Au cœur de la campagne belge, le groupe Semailles mène face à la réglementation européenne sur les semences une « guerre des graines » pour préserver les variétés rustiques ; un combat essentiel pour l’agriculture, menacé par une réglementation sous l’influence des lobbies industriels.
Une histoire de graines
Haricot Roi des Belges, Poireau Gros Vert de Huy, Laitue Blonde de Laeken… ce sont autant de noms pleins de caractères que l’on peut lire sur les étagères de la boutique de Catherine, qui dirige depuis 15 ans le groupe Semailles, producteur semencier bio de la campagne belge.
Sa mission : retrouver et entretenir les variétés locales de fruits, légumes, céréales et autres plantes pour en proposer les graines à la vente.

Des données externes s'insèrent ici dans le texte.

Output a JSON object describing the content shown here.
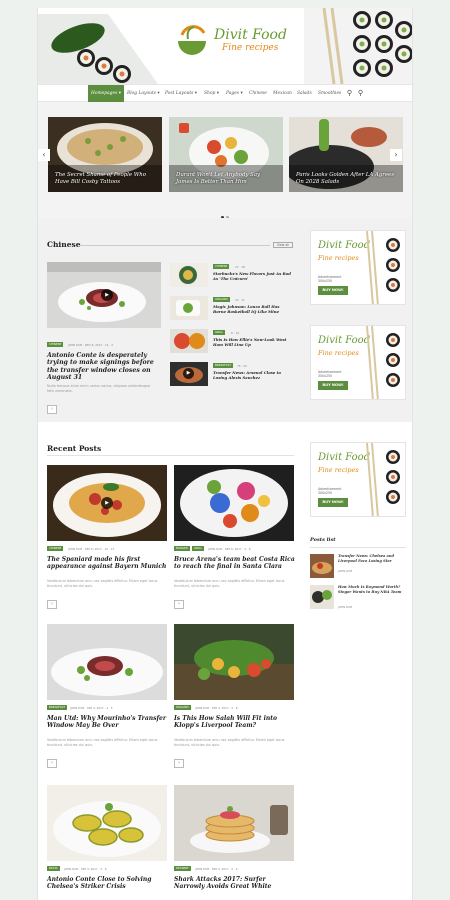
{
  "header": {
    "logo_title": "Divit Food",
    "logo_sub": "Fine recipes"
  },
  "nav": {
    "items": [
      "Homepages",
      "Blog Layouts",
      "Post Layouts",
      "Shop",
      "Pages",
      "Chinese",
      "Mexican",
      "Salads",
      "Smoothies"
    ],
    "active": "Homepages"
  },
  "slider": {
    "slides": [
      "The Secret Shame of People Who Have Bill Cosby Tattoos",
      "Durant Won't Let Anybody Say James Is Better Than Him",
      "Paris Looks Golden After LA Agrees On 2028 Salads"
    ]
  },
  "chinese": {
    "title": "Chinese",
    "view_all": "View all",
    "main": {
      "tag": "CHINESE",
      "meta": "JOHN DOE · DEC 8, 2017 · 14 · 2",
      "title": "Antonio Conte is desperately trying to make signings before the transfer window closes on August 31",
      "excerpt": "Nulla tempus enim enim varius varius, aliquam pellentesque felis venenatis."
    },
    "side": [
      {
        "tag": "CHINESE",
        "meta": "27 · 18",
        "title": "Starbucks's New Flavors Just As Bad As 'The Unicorn'"
      },
      {
        "tag": "ORGANIC",
        "meta": "33 · 11",
        "title": "Magic Johnson: Lonzo Ball Has Borne Basketball IQ Like Mine"
      },
      {
        "tag": "GRILL",
        "meta": "8 · 19",
        "title": "This Is How Ellie's New-Look West Ham Will Line Up"
      },
      {
        "tag": "BREAKFAST",
        "meta": "76 · 20",
        "title": "Transfer News: Arsenal Close to Losing Alexis Sanchez"
      }
    ]
  },
  "recent": {
    "title": "Recent Posts",
    "posts": [
      {
        "tag": "CHINESE",
        "meta": "JOHN DOE · SEP 6, 2017 · 12 · 13",
        "title": "The Spaniard made his first appearance against Bayern Munich",
        "excerpt": "Vestibulum bibendum arcu nec sagittis efficitur. Etiam eget lacus tincidunt, ultricies dui quis."
      },
      {
        "tag": "BURGER",
        "tag2": "GRILL",
        "meta": "JOHN DOE · SEP 6, 2017 · 5 · 8",
        "title": "Bruce Arena's team beat Costa Rica to reach the final in Santa Clara",
        "excerpt": "Vestibulum bibendum arcu nec sagittis efficitur. Etiam eget lacus tincidunt, ultricies dui quis."
      },
      {
        "tag": "BREAKFAST",
        "meta": "JOHN DOE · SEP 4, 2017 · 4 · 5",
        "title": "Man Utd: Why Mourinho's Transfer Window May Be Over",
        "excerpt": "Vestibulum bibendum arcu nec sagittis efficitur. Etiam eget lacus tincidunt, ultricies dui quis."
      },
      {
        "tag": "ORGANIC",
        "meta": "JOHN DOE · SEP 4, 2017 · 2 · 8",
        "title": "Is This How Salah Will Fit into Klopp's Liverpool Team?",
        "excerpt": "Vestibulum bibendum arcu nec sagittis efficitur. Etiam eget lacus tincidunt, ultricies dui quis."
      },
      {
        "tag": "PASTA",
        "meta": "JOHN DOE · SEP 4, 2017 · 3 · 6",
        "title": "Antonio Conte Close to Solving Chelsea's Striker Crisis",
        "excerpt": ""
      },
      {
        "tag": "DESSERT",
        "meta": "JOHN DOE · SEP 4, 2017 · 5 · 4",
        "title": "Shark Attacks 2017: Surfer Narrowly Avoids Great White",
        "excerpt": ""
      }
    ]
  },
  "ad": {
    "title": "Divit Food",
    "sub": "Fine recipes",
    "label1": "Advertisement",
    "label2": "300x250",
    "button": "BUY NOW!"
  },
  "posts_list": {
    "title": "Posts list",
    "items": [
      {
        "title": "Transfer News: Chelsea and Liverpool Face Losing Star",
        "meta": "JOHN DOE"
      },
      {
        "title": "How Much Is Raymond Worth? Singer Wants to Buy NBA Team",
        "meta": "JOHN DOE"
      }
    ]
  },
  "colors": {
    "accent": "#5b8e3e",
    "orange": "#e08a1a"
  }
}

Une façon de perpétuer le travail traditionnel du paysan, qui sélectionne les meilleures espèces pour sa culture, par le croisement et l’échange avec ses voisins, de manière entièrement libre. C’est par ce savoir-faire local qu’il peut cultiver dans ses champs les meilleures espèces, du point de vue du goût, mais aussi du rendement, et de la résistance aux parasites ou aux intempéries.

Pourtant, peu sont aujourd’hui les agriculteurs qui continuent ce travail de recherche. En effet, avec l’industrialisation de la filière débutée dans les années 1960, la culture et la sélection des semences ont été séparées : l’une restant aux mains des paysans, l’autre passant, pour des raisons d’efficacité, aux mains des semenciers. Appartenant à de grands groupes industriels comme Monsanto, ces semenciers ont rationnalisé au maximum le processus de sélection, réduisant drastiquement les variétés de plantes dans une course effrénée au rendement. Aux Etats-Unis, les semenciers sont même allés jusqu’à intervenir dans le code génétique des plantes, donnant naissance aux semences OGM (organismes génétiquement modifiés).
Désobéissance civile
Pris de court par ce développement, et – il faut le dire – pressés par les lobbies de l’industrie agroalimentaire, les législateurs nationaux et européens ont élaboré une réglementation sur la sélection, l’usage et la vente des semences, enfermant les agriculteurs dans un carcan réglementaire. De par cette législation (entre autres, la directive européenne 98/44/CE), l’activité de Catherine est pour ainsi dire illégale.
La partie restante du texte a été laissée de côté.